The lethal mechanism was built into the land model.
El Niño intensified the drought, but drought was only the accelerant. The fuel was policy. Peer-reviewed research shows that deforestation and drainage made Indonesian peatlands newly vulnerable to fire. Once canals dry peat, fire no longer stays on the surface. It smolders underground, emits enormous quantities of PM2.5, and turns land-clearing into regional poisoning. A 2021 Nature Communications study estimated the 2015 fires caused $28 billion in losses when longer-term health impacts are counted, and concluded that completed peatland restoration could have prevented about 12,000 premature deaths in 2015 alone. This is not nature striking back. It is a supply-chain design failure.

How often accountability evaporated
The state knew where to look. Reuters reported in 2015 that Indonesia suspended four companies and was investigating more than 200 over haze-linked fires. But the legal record that followed was far weaker than the scale of harm demanded.
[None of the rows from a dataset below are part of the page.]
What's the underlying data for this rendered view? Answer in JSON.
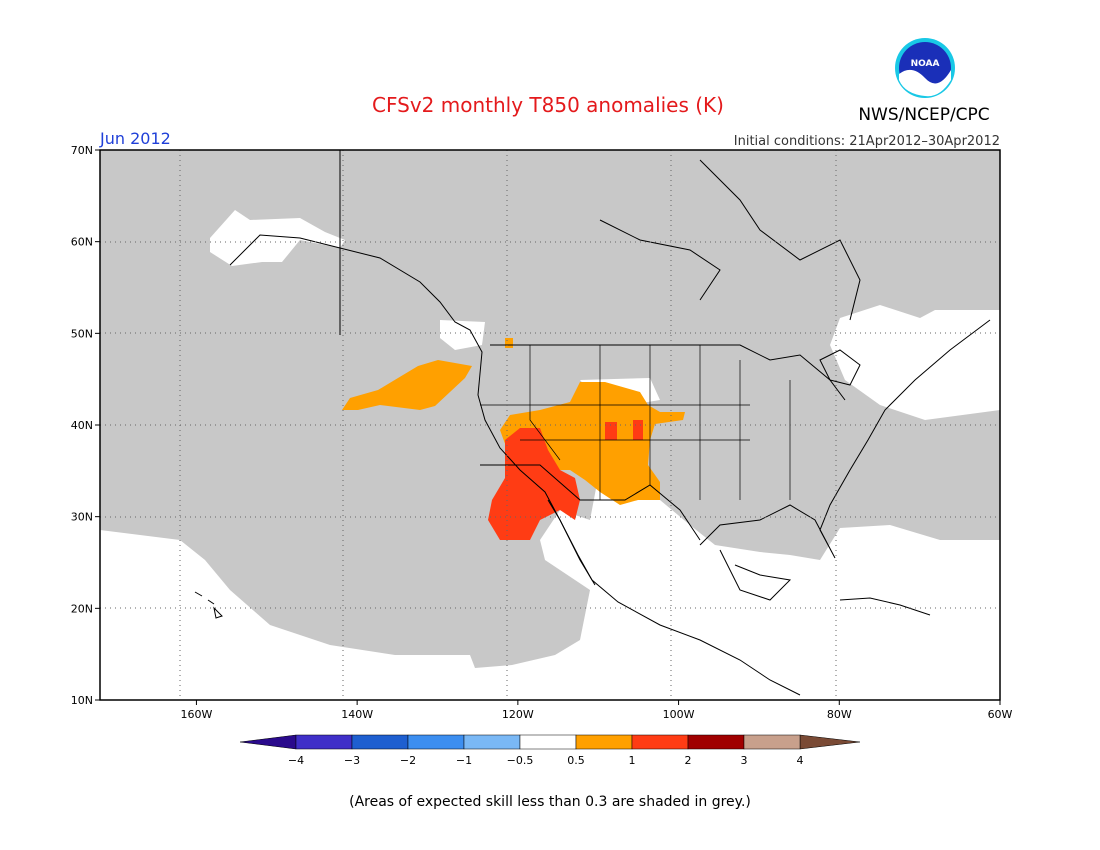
{
  "title": "CFSv2 monthly T850 anomalies (K)",
  "period": "Jun 2012",
  "initial_conditions": "Initial conditions: 21Apr2012–30Apr2012",
  "agency": "NWS/NCEP/CPC",
  "logo_text": "NOAA",
  "footnote": "(Areas of expected skill less than 0.3 are shaded in grey.)",
  "colors": {
    "land_mask_grey": "#c8c8c8",
    "coast_line": "#000000",
    "title_red": "#e41a1c",
    "period_blue": "#1f3fd8"
  },
  "map": {
    "lon_range": [
      -172,
      -60
    ],
    "lat_range": [
      10,
      70
    ],
    "lat_ticks": [
      {
        "value": 70,
        "label": "70N"
      },
      {
        "value": 60,
        "label": "60N"
      },
      {
        "value": 50,
        "label": "50N"
      },
      {
        "value": 40,
        "label": "40N"
      },
      {
        "value": 30,
        "label": "30N"
      },
      {
        "value": 20,
        "label": "20N"
      },
      {
        "value": 10,
        "label": "10N"
      }
    ],
    "lon_ticks": [
      {
        "value": -160,
        "label": "160W"
      },
      {
        "value": -140,
        "label": "140W"
      },
      {
        "value": -120,
        "label": "120W"
      },
      {
        "value": -100,
        "label": "100W"
      },
      {
        "value": -80,
        "label": "80W"
      },
      {
        "value": -60,
        "label": "60W"
      }
    ]
  },
  "legend": {
    "left_arrow_color": "#2a0a8c",
    "right_arrow_color": "#7a4a35",
    "bins": [
      {
        "color": "#3f2fc8",
        "label": "−4"
      },
      {
        "color": "#1e5fd0",
        "label": "−3"
      },
      {
        "color": "#3c8ef0",
        "label": "−2"
      },
      {
        "color": "#7ab8f5",
        "label": "−1"
      },
      {
        "color": "#ffffff",
        "label": "−0.5"
      },
      {
        "color": "#ffa000",
        "label": "0.5"
      },
      {
        "color": "#ff3c14",
        "label": "1"
      },
      {
        "color": "#a00000",
        "label": "2"
      },
      {
        "color": "#c8a08c",
        "label": "3"
      }
    ],
    "last_label": "4"
  }
}
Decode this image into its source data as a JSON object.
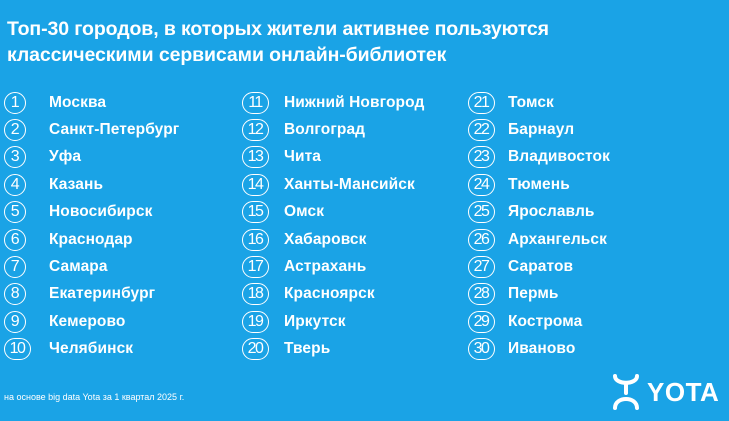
{
  "title": {
    "line1": "Топ-30 городов, в которых жители активнее пользуются",
    "line2": "классическими сервисами онлайн-библиотек"
  },
  "columns": [
    [
      {
        "num": "1",
        "city": "Москва"
      },
      {
        "num": "2",
        "city": "Санкт-Петербург"
      },
      {
        "num": "3",
        "city": "Уфа"
      },
      {
        "num": "4",
        "city": "Казань"
      },
      {
        "num": "5",
        "city": "Новосибирск"
      },
      {
        "num": "6",
        "city": "Краснодар"
      },
      {
        "num": "7",
        "city": "Самара"
      },
      {
        "num": "8",
        "city": "Екатеринбург"
      },
      {
        "num": "9",
        "city": "Кемерово"
      },
      {
        "num": "10",
        "city": "Челябинск"
      }
    ],
    [
      {
        "num": "11",
        "city": "Нижний Новгород"
      },
      {
        "num": "12",
        "city": "Волгоград"
      },
      {
        "num": "13",
        "city": "Чита"
      },
      {
        "num": "14",
        "city": "Ханты-Мансийск"
      },
      {
        "num": "15",
        "city": "Омск"
      },
      {
        "num": "16",
        "city": "Хабаровск"
      },
      {
        "num": "17",
        "city": "Астрахань"
      },
      {
        "num": "18",
        "city": "Красноярск"
      },
      {
        "num": "19",
        "city": "Иркутск"
      },
      {
        "num": "20",
        "city": "Тверь"
      }
    ],
    [
      {
        "num": "21",
        "city": "Томск"
      },
      {
        "num": "22",
        "city": "Барнаул"
      },
      {
        "num": "23",
        "city": "Владивосток"
      },
      {
        "num": "24",
        "city": "Тюмень"
      },
      {
        "num": "25",
        "city": "Ярославль"
      },
      {
        "num": "26",
        "city": "Архангельск"
      },
      {
        "num": "27",
        "city": "Саратов"
      },
      {
        "num": "28",
        "city": "Пермь"
      },
      {
        "num": "29",
        "city": "Кострома"
      },
      {
        "num": "30",
        "city": "Иваново"
      }
    ]
  ],
  "footnote": "на основе big data Yota за 1 квартал 2025 г.",
  "logo": {
    "text": "YOTA",
    "icon": "yota-logo-icon"
  },
  "colors": {
    "background": "#1aa3e6",
    "foreground": "#ffffff"
  }
}
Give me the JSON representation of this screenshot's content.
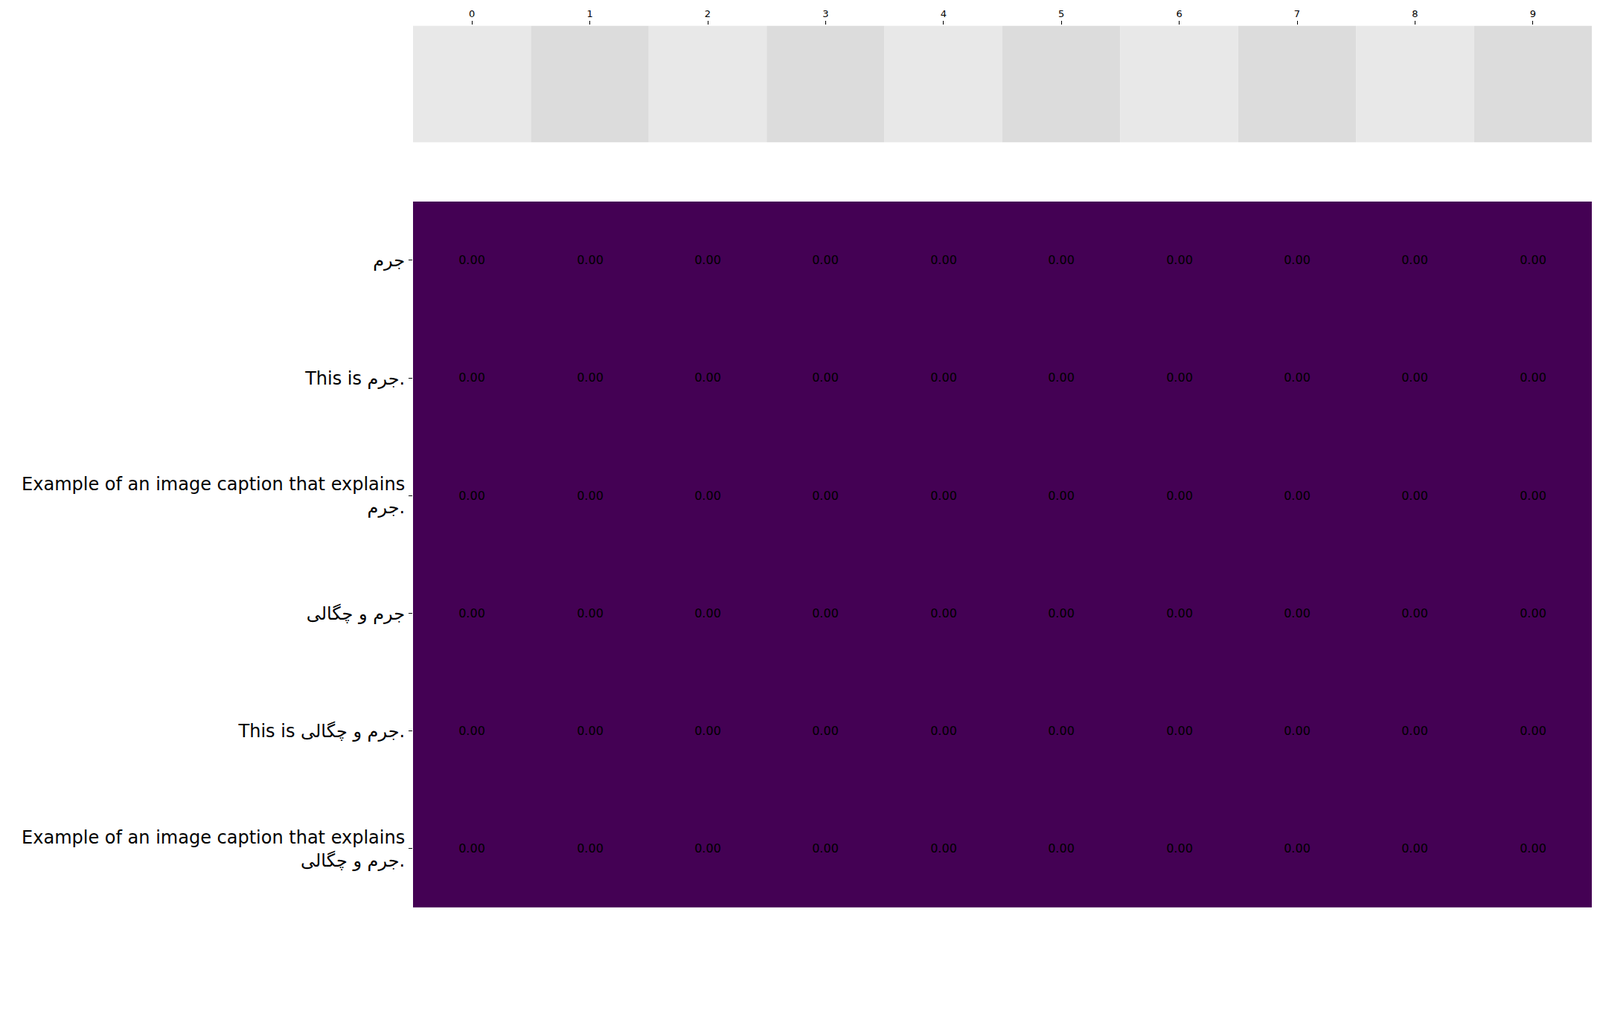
{
  "chart_data": {
    "type": "heatmap",
    "x": [
      0,
      1,
      2,
      3,
      4,
      5,
      6,
      7,
      8,
      9
    ],
    "xticks": [
      0,
      1,
      2,
      3,
      4,
      5,
      6,
      7,
      8,
      9
    ],
    "xlim": [
      -0.5,
      9.5
    ],
    "categories": [
      "جرم",
      "This is جرم.",
      "Example of an image caption that explains\nجرم.",
      "جرم و چگالی",
      "This is جرم و چگالی.",
      "Example of an image caption that explains\nجرم و چگالی."
    ],
    "cells": [
      [
        0,
        0,
        0,
        0,
        0,
        0,
        0,
        0,
        0,
        0
      ],
      [
        0,
        0,
        0,
        0,
        0,
        0,
        0,
        0,
        0,
        0
      ],
      [
        0,
        0,
        0,
        0,
        0,
        0,
        0,
        0,
        0,
        0
      ],
      [
        0,
        0,
        0,
        0,
        0,
        0,
        0,
        0,
        0,
        0
      ],
      [
        0,
        0,
        0,
        0,
        0,
        0,
        0,
        0,
        0,
        0
      ],
      [
        0,
        0,
        0,
        0,
        0,
        0,
        0,
        0,
        0,
        0
      ]
    ],
    "value_labels": [
      [
        "0.00",
        "0.00",
        "0.00",
        "0.00",
        "0.00",
        "0.00",
        "0.00",
        "0.00",
        "0.00",
        "0.00"
      ],
      [
        "0.00",
        "0.00",
        "0.00",
        "0.00",
        "0.00",
        "0.00",
        "0.00",
        "0.00",
        "0.00",
        "0.00"
      ],
      [
        "0.00",
        "0.00",
        "0.00",
        "0.00",
        "0.00",
        "0.00",
        "0.00",
        "0.00",
        "0.00",
        "0.00"
      ],
      [
        "0.00",
        "0.00",
        "0.00",
        "0.00",
        "0.00",
        "0.00",
        "0.00",
        "0.00",
        "0.00",
        "0.00"
      ],
      [
        "0.00",
        "0.00",
        "0.00",
        "0.00",
        "0.00",
        "0.00",
        "0.00",
        "0.00",
        "0.00",
        "0.00"
      ],
      [
        "0.00",
        "0.00",
        "0.00",
        "0.00",
        "0.00",
        "0.00",
        "0.00",
        "0.00",
        "0.00",
        "0.00"
      ]
    ],
    "data_labels": true,
    "color": "#440154"
  }
}
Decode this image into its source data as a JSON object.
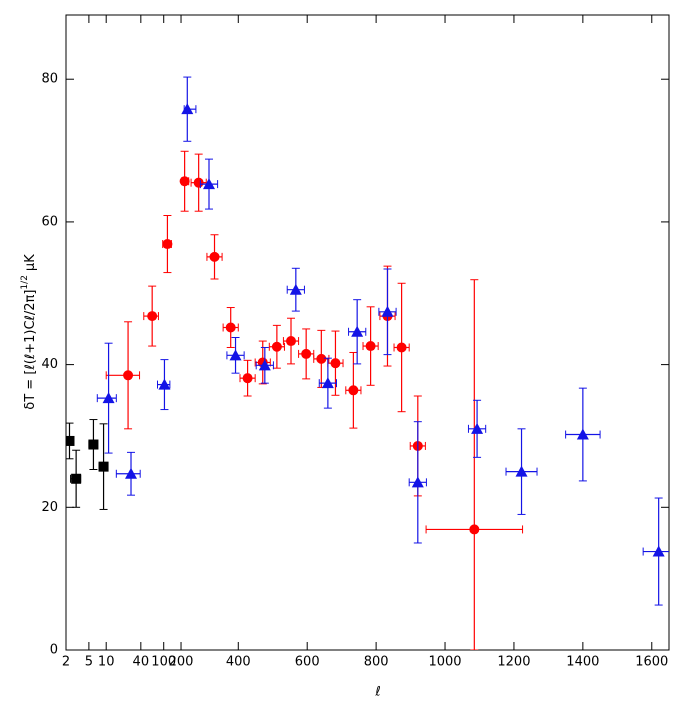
{
  "chart_data": {
    "type": "scatter",
    "xlabel": "ℓ",
    "ylabel": {
      "main": "δT = [ℓ(ℓ+1)Cℓ/2π]",
      "sup": "1/2",
      "unit": "μK"
    },
    "xlim": [
      2,
      1650
    ],
    "ylim": [
      0,
      89
    ],
    "xticks": [
      2,
      5,
      10,
      40,
      100,
      200,
      400,
      600,
      800,
      1000,
      1200,
      1400,
      1600
    ],
    "yticks": [
      0,
      20,
      40,
      60,
      80
    ],
    "series": [
      {
        "marker": "square",
        "color": "#000000",
        "x": [
          2.3,
          3,
          6,
          9
        ],
        "values": [
          29.3,
          24,
          28.8,
          25.7
        ],
        "yerr": [
          2.5,
          4,
          3.5,
          6
        ],
        "xerr": [
          0.3,
          0.6,
          1,
          1.5
        ]
      },
      {
        "marker": "circle",
        "color": "#ff0000",
        "x": [
          24,
          63,
          116,
          231,
          285,
          331,
          378,
          427,
          471,
          512,
          553,
          597,
          641,
          682,
          734,
          784,
          833,
          874,
          921,
          1085
        ],
        "values": [
          38.5,
          46.8,
          56.9,
          65.7,
          65.5,
          55.1,
          45.2,
          38.1,
          40.3,
          42.5,
          43.3,
          41.5,
          40.8,
          40.2,
          36.4,
          42.6,
          46.8,
          42.4,
          28.6,
          16.9
        ],
        "yerr": [
          7.5,
          4.2,
          4,
          4.2,
          4,
          3.1,
          2.8,
          2.5,
          3,
          3,
          3.2,
          3.5,
          4,
          4.5,
          5.3,
          5.5,
          7,
          9,
          7,
          [
            16.9,
            35
          ]
        ],
        "xerr": [
          14,
          18,
          20,
          25,
          22,
          22,
          22,
          22,
          22,
          22,
          22,
          22,
          22,
          22,
          22,
          22,
          22,
          22,
          22,
          140
        ]
      },
      {
        "marker": "triangle",
        "color": "#1414e6",
        "x": [
          11,
          27,
          103,
          252,
          315,
          392,
          477,
          567,
          660,
          745,
          833,
          921,
          1093,
          1222,
          1400,
          1620
        ],
        "values": [
          35.3,
          24.7,
          37.2,
          75.8,
          65.3,
          41.3,
          39.9,
          50.5,
          37.4,
          44.6,
          47.4,
          23.5,
          31,
          25,
          30.2,
          13.8
        ],
        "yerr": [
          7.7,
          3,
          3.5,
          4.5,
          3.5,
          2.5,
          2.5,
          3,
          3.5,
          4.5,
          6,
          8.5,
          4,
          6,
          6.5,
          7.5
        ],
        "xerr": [
          4,
          12,
          25,
          25,
          25,
          25,
          25,
          25,
          25,
          25,
          25,
          25,
          25,
          45,
          50,
          45
        ]
      }
    ]
  }
}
A court later rejected the government’s case against PT Bumi Mekar Hijau, a supplier to Asia Pulp & Paper. In Riau, police dropped investigations into 15 firms the environment ministry had linked to the 2015 burning. By 2020, legal advocates were still saying enforcement had stalled around 349 palm, pulp, and paper companies tied to fires since 2015. Even Indonesia’s 2019 citizen-suit ruling said the government still had more to do, including naming landowners on burned land and issuing compensation rules.
The warning is current
This is not closed history. A 2024 study of the 2019 Indonesian peat fire crisis estimated more than 87,000 excess deaths nationwide from fire-induced PM2.5. Another 2024 study using 2023 dry-season measurements in Central Kalimantan found mean outdoor PM2.5 at 136 μg/m3, with 1.62 million people exposed to unhealthy, very unhealthy, or dangerous air. Meanwhile, Indonesia’s palm plantation moratorium expired in 2021, plantation area had expanded to 17.3 million hectares by 2024, and officials were still seizing millions of hectares and revoking permits in late 2025 and early 2026 over illegal forest operations and environmental breaches. The lesson for the world is blunt:
When drained peat, opaque concessions, and weak enforcement become normal, mass death returns disguised as haze season.